O dia em que eu vi Jesus

     Uma vez, uma amiga escreveu que encontrou os olhos de Jesus no espelho. Eu sempre fui uma pessoa sensível e poética, mas eu achava aquilo misterioso demais. Eu era acostumada a encontrar Jesus na Palavra, nas canções, nas obras de arte, no pôr-do-Sol. Mas no espelho? Em mim mesma? Impossível. Eu pensava na época que ela era algum tipo de pessoa especial em quem Jesus habitava plenamente a ponto de vazar pelo olhos, mas isso porque eu ainda não entendia muito bem quem eu era. Eu descobri com o tempo que eu me tratava como uma máquina, e me descrevia como uma máquina, e tentava ser como uma máquina.

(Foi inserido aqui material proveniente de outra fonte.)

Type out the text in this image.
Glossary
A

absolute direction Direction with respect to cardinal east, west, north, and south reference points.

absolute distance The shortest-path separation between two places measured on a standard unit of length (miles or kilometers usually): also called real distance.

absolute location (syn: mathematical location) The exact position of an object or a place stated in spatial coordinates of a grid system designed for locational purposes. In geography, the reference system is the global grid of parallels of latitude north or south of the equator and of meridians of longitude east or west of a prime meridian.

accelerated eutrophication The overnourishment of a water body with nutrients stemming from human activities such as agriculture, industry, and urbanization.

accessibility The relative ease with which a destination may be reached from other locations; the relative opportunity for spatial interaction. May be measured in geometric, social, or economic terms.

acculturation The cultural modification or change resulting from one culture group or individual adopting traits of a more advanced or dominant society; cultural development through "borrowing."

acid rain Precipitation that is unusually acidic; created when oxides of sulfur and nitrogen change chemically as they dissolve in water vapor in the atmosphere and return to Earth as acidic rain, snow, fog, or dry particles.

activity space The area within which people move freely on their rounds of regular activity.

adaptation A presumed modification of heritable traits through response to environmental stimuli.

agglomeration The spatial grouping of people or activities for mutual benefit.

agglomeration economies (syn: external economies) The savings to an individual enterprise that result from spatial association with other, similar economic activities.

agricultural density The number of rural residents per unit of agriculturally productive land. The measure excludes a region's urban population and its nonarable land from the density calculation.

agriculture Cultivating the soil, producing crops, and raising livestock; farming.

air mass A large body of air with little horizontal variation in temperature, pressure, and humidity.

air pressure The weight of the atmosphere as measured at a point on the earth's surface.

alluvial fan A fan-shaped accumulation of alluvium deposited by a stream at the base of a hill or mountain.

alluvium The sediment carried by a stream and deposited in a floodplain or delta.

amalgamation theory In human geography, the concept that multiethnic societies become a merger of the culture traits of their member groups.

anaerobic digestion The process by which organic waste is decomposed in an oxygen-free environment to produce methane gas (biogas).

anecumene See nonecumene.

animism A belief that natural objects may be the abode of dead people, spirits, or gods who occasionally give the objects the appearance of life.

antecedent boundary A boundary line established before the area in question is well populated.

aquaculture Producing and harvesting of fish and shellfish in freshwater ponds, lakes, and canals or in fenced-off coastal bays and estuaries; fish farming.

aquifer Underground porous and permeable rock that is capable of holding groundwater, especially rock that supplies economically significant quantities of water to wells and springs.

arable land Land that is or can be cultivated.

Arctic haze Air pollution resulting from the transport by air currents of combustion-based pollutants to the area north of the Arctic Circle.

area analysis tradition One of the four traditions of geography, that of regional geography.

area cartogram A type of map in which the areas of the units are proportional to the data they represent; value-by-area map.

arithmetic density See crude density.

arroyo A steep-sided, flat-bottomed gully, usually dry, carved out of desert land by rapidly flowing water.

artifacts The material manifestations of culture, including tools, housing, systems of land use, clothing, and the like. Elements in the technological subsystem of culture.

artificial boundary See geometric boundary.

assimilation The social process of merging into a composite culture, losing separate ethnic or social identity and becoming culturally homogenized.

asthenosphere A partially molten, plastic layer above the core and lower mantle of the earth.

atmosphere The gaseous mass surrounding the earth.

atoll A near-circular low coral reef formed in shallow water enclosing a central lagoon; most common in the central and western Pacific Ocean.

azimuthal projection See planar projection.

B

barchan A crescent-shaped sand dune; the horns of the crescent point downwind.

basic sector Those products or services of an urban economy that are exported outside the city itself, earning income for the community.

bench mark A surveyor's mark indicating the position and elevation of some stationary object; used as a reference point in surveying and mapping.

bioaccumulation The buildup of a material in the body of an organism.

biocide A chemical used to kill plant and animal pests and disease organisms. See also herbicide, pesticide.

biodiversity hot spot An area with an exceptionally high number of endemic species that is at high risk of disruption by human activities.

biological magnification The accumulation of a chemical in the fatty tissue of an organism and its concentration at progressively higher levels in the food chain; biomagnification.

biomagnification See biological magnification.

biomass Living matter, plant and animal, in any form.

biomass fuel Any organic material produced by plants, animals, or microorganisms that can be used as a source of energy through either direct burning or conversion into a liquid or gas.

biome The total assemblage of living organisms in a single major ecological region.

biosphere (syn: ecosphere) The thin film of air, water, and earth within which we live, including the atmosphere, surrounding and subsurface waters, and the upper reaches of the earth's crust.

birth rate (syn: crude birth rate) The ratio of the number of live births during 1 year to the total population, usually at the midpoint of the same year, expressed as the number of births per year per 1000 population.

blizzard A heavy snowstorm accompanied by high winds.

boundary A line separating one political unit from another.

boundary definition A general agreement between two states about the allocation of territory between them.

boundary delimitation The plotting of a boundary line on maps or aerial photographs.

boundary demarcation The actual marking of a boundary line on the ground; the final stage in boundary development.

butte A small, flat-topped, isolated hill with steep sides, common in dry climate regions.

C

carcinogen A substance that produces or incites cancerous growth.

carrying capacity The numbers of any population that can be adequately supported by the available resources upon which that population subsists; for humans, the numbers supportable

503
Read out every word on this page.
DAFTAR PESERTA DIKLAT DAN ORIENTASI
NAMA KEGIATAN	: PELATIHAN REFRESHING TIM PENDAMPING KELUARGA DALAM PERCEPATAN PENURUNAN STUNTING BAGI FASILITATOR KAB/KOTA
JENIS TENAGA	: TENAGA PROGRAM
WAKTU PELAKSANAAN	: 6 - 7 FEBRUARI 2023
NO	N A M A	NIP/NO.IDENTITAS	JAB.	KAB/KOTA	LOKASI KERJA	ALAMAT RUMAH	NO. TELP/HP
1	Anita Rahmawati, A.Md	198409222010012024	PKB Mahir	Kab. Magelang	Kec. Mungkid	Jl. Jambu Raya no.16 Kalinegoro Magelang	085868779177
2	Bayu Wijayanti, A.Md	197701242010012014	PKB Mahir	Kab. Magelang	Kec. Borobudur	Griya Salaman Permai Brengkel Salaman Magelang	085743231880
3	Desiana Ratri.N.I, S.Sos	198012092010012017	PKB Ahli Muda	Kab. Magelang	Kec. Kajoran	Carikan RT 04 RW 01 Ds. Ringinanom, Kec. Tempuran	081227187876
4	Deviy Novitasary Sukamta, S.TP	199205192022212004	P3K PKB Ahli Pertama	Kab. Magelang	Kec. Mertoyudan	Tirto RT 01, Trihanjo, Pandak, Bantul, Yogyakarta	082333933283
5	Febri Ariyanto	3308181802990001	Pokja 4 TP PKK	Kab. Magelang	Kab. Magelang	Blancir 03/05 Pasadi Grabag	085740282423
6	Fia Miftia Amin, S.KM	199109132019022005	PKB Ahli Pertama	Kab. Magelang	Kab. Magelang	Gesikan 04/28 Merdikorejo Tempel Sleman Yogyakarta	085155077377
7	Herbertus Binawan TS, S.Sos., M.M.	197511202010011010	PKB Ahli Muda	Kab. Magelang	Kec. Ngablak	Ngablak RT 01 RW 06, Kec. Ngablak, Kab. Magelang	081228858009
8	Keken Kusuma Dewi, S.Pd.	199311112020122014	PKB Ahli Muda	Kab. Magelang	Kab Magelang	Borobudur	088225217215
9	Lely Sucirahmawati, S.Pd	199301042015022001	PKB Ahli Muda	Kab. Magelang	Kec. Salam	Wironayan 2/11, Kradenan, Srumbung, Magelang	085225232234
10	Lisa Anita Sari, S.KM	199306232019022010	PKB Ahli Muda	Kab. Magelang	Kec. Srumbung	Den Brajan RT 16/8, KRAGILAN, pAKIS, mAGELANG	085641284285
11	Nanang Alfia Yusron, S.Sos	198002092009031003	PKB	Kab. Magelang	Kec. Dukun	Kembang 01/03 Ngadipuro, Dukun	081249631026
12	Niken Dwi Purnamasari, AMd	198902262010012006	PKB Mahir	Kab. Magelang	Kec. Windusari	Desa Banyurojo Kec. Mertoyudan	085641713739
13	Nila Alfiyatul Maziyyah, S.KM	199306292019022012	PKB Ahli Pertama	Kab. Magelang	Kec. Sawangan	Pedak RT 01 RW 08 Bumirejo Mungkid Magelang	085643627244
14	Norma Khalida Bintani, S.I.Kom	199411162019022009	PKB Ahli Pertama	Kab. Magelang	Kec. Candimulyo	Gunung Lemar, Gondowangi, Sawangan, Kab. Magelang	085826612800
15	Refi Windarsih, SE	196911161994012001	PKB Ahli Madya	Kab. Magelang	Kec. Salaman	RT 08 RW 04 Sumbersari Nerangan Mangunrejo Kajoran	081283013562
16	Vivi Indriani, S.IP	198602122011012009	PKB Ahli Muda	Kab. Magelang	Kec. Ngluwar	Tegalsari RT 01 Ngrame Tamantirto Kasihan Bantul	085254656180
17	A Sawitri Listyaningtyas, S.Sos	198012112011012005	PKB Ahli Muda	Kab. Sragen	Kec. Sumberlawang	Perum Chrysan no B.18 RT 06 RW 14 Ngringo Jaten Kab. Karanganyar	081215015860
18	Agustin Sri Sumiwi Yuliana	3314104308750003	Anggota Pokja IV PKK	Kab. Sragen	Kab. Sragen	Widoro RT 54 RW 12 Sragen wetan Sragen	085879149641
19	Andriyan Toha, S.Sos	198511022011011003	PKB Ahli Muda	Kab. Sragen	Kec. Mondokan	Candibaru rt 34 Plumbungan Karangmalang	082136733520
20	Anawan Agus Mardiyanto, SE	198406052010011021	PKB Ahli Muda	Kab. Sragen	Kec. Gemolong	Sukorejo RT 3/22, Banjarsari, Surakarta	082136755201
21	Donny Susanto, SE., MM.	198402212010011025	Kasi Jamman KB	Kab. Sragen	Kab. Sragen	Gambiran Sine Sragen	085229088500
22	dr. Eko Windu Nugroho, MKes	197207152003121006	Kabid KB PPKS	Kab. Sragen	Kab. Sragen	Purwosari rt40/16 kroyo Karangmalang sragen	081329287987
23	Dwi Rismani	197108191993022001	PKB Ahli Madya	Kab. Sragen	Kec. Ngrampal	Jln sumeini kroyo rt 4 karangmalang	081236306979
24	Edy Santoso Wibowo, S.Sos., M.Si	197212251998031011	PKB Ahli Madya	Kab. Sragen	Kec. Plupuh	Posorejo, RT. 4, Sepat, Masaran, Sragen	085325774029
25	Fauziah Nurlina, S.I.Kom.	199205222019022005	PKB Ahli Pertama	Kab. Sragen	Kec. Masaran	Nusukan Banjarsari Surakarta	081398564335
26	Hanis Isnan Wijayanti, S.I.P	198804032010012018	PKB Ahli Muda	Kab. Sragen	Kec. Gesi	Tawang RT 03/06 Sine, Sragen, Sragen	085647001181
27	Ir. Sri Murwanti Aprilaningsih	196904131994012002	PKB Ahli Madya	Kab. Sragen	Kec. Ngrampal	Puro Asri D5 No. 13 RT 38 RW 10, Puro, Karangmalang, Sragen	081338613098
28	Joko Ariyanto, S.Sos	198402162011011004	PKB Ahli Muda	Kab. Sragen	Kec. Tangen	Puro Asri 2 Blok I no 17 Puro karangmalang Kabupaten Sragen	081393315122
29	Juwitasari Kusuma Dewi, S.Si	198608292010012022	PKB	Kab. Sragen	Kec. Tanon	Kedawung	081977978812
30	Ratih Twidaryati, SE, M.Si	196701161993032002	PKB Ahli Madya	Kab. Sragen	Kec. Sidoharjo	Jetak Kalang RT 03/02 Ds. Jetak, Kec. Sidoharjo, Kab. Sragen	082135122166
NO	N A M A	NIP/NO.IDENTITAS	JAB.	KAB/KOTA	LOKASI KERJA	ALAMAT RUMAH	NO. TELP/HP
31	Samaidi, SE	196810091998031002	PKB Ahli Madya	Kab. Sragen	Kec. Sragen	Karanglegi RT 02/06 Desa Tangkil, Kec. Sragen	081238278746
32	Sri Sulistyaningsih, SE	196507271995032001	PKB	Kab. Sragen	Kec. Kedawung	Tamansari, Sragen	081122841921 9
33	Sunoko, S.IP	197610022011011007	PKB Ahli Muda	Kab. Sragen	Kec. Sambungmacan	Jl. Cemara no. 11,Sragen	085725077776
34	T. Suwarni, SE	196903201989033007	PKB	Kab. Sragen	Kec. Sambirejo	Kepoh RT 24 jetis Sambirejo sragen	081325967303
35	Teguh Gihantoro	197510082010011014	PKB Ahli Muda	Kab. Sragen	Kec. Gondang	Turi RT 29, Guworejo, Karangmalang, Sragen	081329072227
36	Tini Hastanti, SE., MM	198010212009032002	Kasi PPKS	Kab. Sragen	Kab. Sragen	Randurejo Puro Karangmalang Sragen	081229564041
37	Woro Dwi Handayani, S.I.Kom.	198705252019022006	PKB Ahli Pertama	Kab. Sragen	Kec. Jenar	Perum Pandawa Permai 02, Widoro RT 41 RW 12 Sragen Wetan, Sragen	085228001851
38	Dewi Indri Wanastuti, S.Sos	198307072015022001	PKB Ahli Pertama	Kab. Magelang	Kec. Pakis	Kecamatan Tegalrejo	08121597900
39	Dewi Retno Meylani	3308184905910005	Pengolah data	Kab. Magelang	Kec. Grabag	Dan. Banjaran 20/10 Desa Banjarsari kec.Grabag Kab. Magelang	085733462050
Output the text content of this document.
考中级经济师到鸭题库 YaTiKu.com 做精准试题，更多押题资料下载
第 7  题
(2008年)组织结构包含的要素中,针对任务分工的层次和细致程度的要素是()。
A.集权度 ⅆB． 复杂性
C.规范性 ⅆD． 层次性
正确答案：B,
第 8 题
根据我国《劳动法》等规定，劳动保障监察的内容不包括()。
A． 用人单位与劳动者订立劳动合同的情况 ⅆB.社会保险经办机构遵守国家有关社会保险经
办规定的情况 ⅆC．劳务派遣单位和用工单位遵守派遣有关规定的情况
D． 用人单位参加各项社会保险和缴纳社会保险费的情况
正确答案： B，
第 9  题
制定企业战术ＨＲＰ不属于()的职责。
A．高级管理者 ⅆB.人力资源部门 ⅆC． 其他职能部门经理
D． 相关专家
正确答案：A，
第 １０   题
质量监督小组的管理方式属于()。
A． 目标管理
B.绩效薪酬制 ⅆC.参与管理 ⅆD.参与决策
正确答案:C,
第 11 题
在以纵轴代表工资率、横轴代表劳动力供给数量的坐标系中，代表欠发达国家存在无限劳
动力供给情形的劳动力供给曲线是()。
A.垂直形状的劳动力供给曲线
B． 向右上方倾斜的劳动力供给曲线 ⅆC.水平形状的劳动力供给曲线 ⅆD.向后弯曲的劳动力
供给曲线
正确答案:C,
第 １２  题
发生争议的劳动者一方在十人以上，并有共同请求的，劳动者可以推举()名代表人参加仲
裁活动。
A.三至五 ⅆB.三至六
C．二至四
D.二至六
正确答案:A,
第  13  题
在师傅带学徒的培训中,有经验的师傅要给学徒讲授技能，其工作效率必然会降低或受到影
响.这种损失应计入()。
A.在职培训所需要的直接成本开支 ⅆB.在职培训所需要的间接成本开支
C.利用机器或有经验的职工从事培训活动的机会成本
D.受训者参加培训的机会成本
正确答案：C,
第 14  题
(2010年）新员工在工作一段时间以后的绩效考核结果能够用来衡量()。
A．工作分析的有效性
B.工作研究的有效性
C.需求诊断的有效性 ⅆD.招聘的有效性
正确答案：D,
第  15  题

E máquinas não têm alma, muito menos Espírito. 
     
     Sentar-se na frente do espelho é um exercício lamentável, se você é mulher. Você quer enxergar algo de bom em si, procura seus ângulos mais bonitos, joga um sorriso pro alto, infla o peito, murcha a barriga, empina a bunda, e depois se desmancha, desanimada. Conta todas as pintinhas e manchinhas do rosto, imagina um novo corte de cabelo, ou quais roupas te fariam parecer mais bonita que você é. Às vezes você chora, o que só piora o quadro - além de enxergar tudo que te desanima sobre seu rosto e corpo, você se lembra de tudo que te desanima sobre seu coração. 
     
     Eu sempre lamentei todas as partes que faltavam em mim, porque elas estragavam meu amor por mim, e, enfim, quem amaria alguém com tantas partes faltando? Eu queria ser inteira, ter um coração curado de todas as vezes em que foi quebrado, uma consciência limpa de todas as vezes em que quebrou os outros, um humor leve, um raciocínio menos entulhado de tanta ladainha, uma imaginação despoluída das coisas decadentes que eu colecionei pela vida. Inteira, completa. Perfeita.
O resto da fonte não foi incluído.